VoVAllen / tf-dlpack

DLPack for Tensorflow
Apache License 2.0
36 stars 4 forks source link

Several TODO tasks #1

Closed jermainewang closed 4 years ago

jermainewang commented 4 years ago

@VoVAllen

Also, what's the problem of inheriting TF's allocator?

VoVAllen commented 4 years ago

I just fixed FromDLPack (https://github.com/VoVAllen/tf-dlpack/blob/master/src/from_dlpack_kernel_copy.cc#L67)

The problem is the output tensor has to be create with context->allocate_output at here. There's no problem inheriting TF's allocator, and it works well. But you cannot set the tensor created with new Tensor(allocator...) as the output. All context function can be found here. set_output will copy the tensor(created with new Tensor), and set_output_ref is not supported in tf 2.0.

VoVAllen commented 4 years ago

Also I found pytorch will also copy the from_dlpack tensor when doing further computation. You can verify this with cupy's dlpack. Allocate a big enough tensor and send to torch with dlpack. You would find no copy is invoked when torch.utils.data.from_dlpack. But when you print it or doing other operation on it(such as b=a+1), it will copy the tensor. (You can see memory doubled with nvidia-smi)
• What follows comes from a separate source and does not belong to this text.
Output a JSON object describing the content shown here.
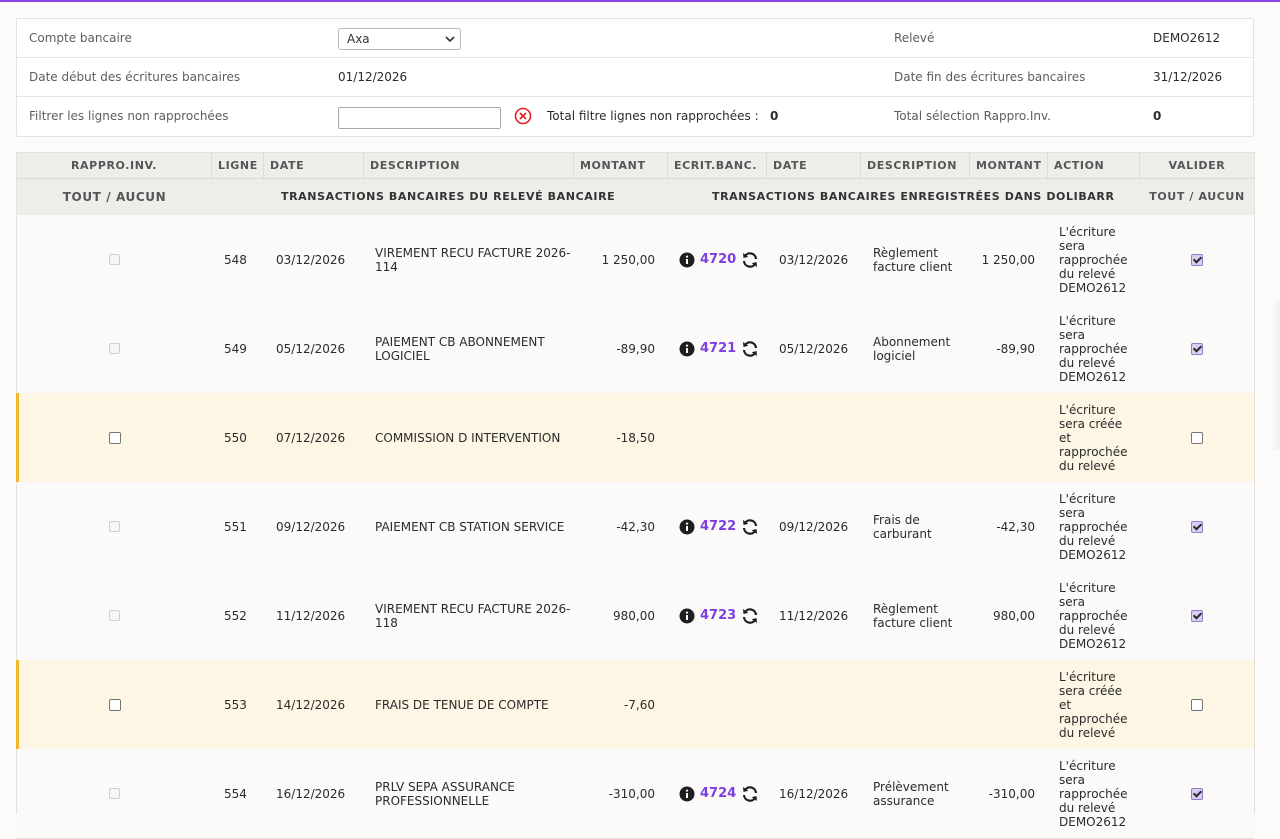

VoVAllen commented 4 years ago

Currently I tested scope with https://github.com/VoVAllen/tf-dlpack/blob/master/test/test_to_dlpack.py#L5.

jermainewang commented 4 years ago

Also I found pytorch will also copy the from_dlpack tensor when doing further computation. You can verify this with cupy's dlpack. Allocate a big enough tensor and send to torch with dlpack. You would find no copy is invoked when torch.utils.data.from_dlpack. But when you print it or doing other operation on it(such as b=a+1), it will copy the tensor. (You can see memory doubleed with nvidia-smi)

Shouldn't the memory be doubled since b is a new tensor?

VoVAllen commented 4 years ago

No. if you do b=a+1, the memory triples.

jermainewang commented 4 years ago

That might be a problem. DGL uses DLPack a lot. Could you try locate the code to double check?

VoVAllen commented 4 years ago

Update: I checked your implementation, it seems zero copy based on gpu memory usage. And I just change file at my side. Test file: https://github.com/VoVAllen/tf-dlpack/blob/master/test/test_zero_copy.py

Also I found way to avoid cudaMemcpy in to_dlpack. Therefore we don't need cuda runtime anymore. The cuda dependency is removed.

But calling deleter in DeallocateRaw still leads to core dump. I'm trying to figure out why.

C++ code is almost done. Could you help check whether the libpath in setup.py works?

VoVAllen commented 4 years ago

I'm working on test, lint and CI now.

VoVAllen commented 4 years ago

But calling deleter in DeallocateRaw still leads to core dump. I'm trying to figure out why.

I forgot to set capsule's deconstructor. Should be fixed now.

VoVAllen commented 4 years ago

test和lint都搞好了,就差CI了

jermainewang commented 4 years ago

Missing license file. Does TF use Apache 2.0?

VoVAllen commented 4 years ago

Yes. I added the apache license to our repo.